Date of Award

8-2008

Degree Type

Dissertation

Degree Name

Doctor of Philosophy

Major

Ecology and Evolutionary Biology

Major Professor

Christine R.B. Boake

Committee Members

Gordon Burghardt, Ben Fitzpatrick, Susan Riechert

Abstract

Phenotypic correlations between traits are thought to reflect genetic correlations. However, traits related to a central function, like reproduction, need not all be genetically correlated. Identifying genetic correlations between behavioral traits can help identify the evolutionary relationship between different behaviors, as well as provide initial information on the number of genes involved in behavioral variation and the rates and direction of evolution. This body of work describes the phenotypic and genetic relationship between mating traits in the parasitoid wasp genus Nasonia. Chapters 2 and 3 describe behavioral differences among the three species of Nasonia. Two of the species, N. vitripennis and N. giraulti, show extreme differences for several behavioral traits. Nasonia vitripennis females mate almost exclusively after emergence from the host puparium and show a strong propensity to remate, and males of this species show strong site fidelity after emergence. Conversely, N. giraulti females mate almost exclusively inside the host (called within-host mating; WHM), show a low frequency of remating, and males show no site fidelity and disperse after emergence.
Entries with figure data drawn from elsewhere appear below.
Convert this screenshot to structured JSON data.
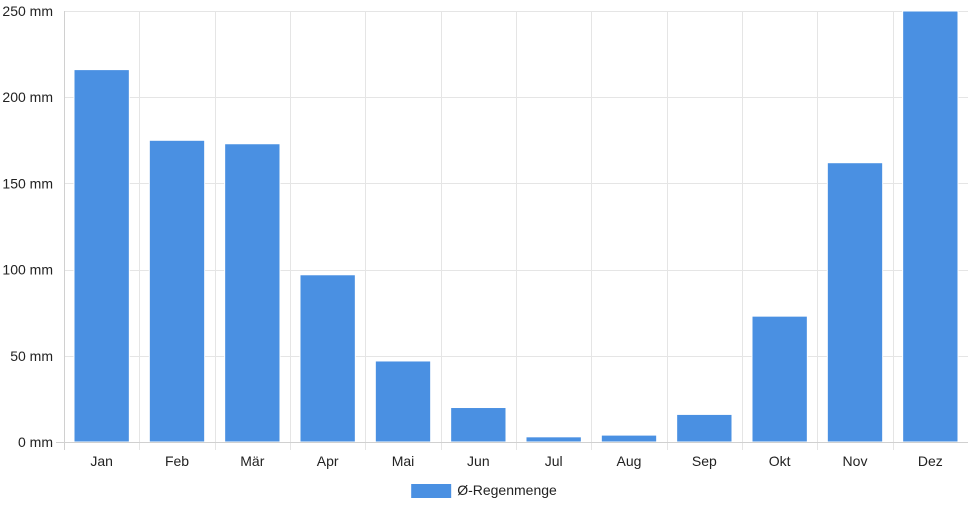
{
  "chart_data": {
    "type": "bar",
    "categories": [
      "Jan",
      "Feb",
      "Mär",
      "Apr",
      "Mai",
      "Jun",
      "Jul",
      "Aug",
      "Sep",
      "Okt",
      "Nov",
      "Dez"
    ],
    "series": [
      {
        "name": "Ø-Regenmenge",
        "values": [
          216,
          175,
          173,
          97,
          47,
          20,
          3,
          4,
          16,
          73,
          162,
          250
        ],
        "color": "#4a90e2"
      }
    ],
    "title": "",
    "xlabel": "",
    "ylabel": "",
    "ylim": [
      0,
      250
    ],
    "yticks": [
      0,
      50,
      100,
      150,
      200,
      250
    ],
    "ytick_labels": [
      "0 mm",
      "50 mm",
      "100 mm",
      "150 mm",
      "200 mm",
      "250 mm"
    ],
    "grid": true,
    "legend_position": "bottom"
  }
}
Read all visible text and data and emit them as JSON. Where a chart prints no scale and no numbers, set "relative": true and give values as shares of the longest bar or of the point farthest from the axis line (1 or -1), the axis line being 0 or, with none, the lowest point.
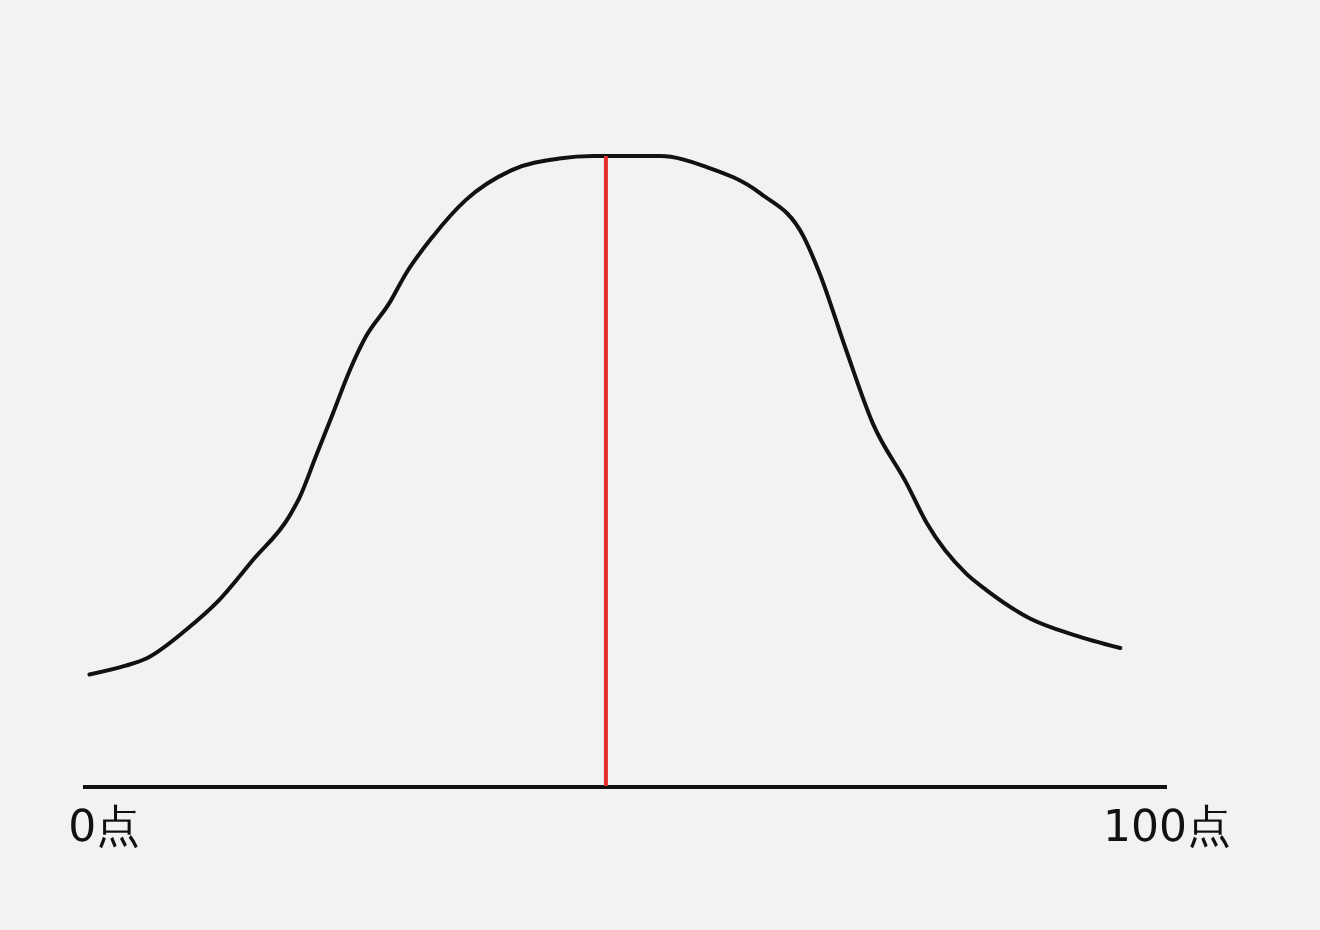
{
  "chart_data": {
    "type": "line",
    "relative": true,
    "tick_labels": "x",
    "line_style": "solid",
    "x": [
      -1.3,
      2.1,
      4.0,
      7.8,
      10.9,
      14.1,
      17.5,
      18.5,
      20.0,
      21.6,
      23.2,
      24.7,
      26.9,
      28.5,
      31.0,
      34.1,
      38.5,
      42.9,
      46.1,
      52.4,
      56.7,
      61.8,
      65.9,
      67.4,
      69.9,
      72.4,
      75.6,
      77.5,
      81.2,
      83.1,
      87.2,
      91.3,
      95.7
    ],
    "values": [
      0.177,
      0.191,
      0.202,
      0.248,
      0.295,
      0.359,
      0.428,
      0.459,
      0.523,
      0.591,
      0.66,
      0.713,
      0.766,
      0.814,
      0.872,
      0.93,
      0.978,
      0.996,
      1.0,
      1.0,
      0.983,
      0.941,
      0.872,
      0.814,
      0.692,
      0.576,
      0.48,
      0.417,
      0.337,
      0.311,
      0.266,
      0.24,
      0.219
    ],
    "color": "#111111",
    "xlim": [
      -2,
      100
    ],
    "xticks": [
      {
        "value": 0,
        "label": "0点"
      },
      {
        "value": 100,
        "label": "100点"
      }
    ],
    "ref_lines": [
      {
        "axis": "x",
        "value": 47.3,
        "color": "#e3302a"
      }
    ]
  }
}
The third species, N. longicornis, is similar to N. vitripennis for male site fidelity, but shows between line variation for WHM and female remating. I used the between line variation to create divergent recombinant inbred lines (RILs), 24 of which were screened for ten different behavioral traits (Chapter 4), including WHM, male site fidelity, remating, components of male courtship, and male and female developmental traits. Three behaviors were genetically correlated; WHM was positively correltated with remating frequency and remating frequency was negatively correlated with male courtship duration. The relationship between WHM and remating frequency could not be explained in terms of timing of female receptivity. However, remating frequency was directly correlated with when females became sexually receptive as early female receptivity was found in lines with high remating frequencies. I also address the evolution of these behaviors in an ecological context (Chapter 5). WHM is thought to have evolved as a byproduct of selection against hybridization in nature, and the ecological distribution of Nasonia,a both within nests and host pupae, is consistent with this hypothesis.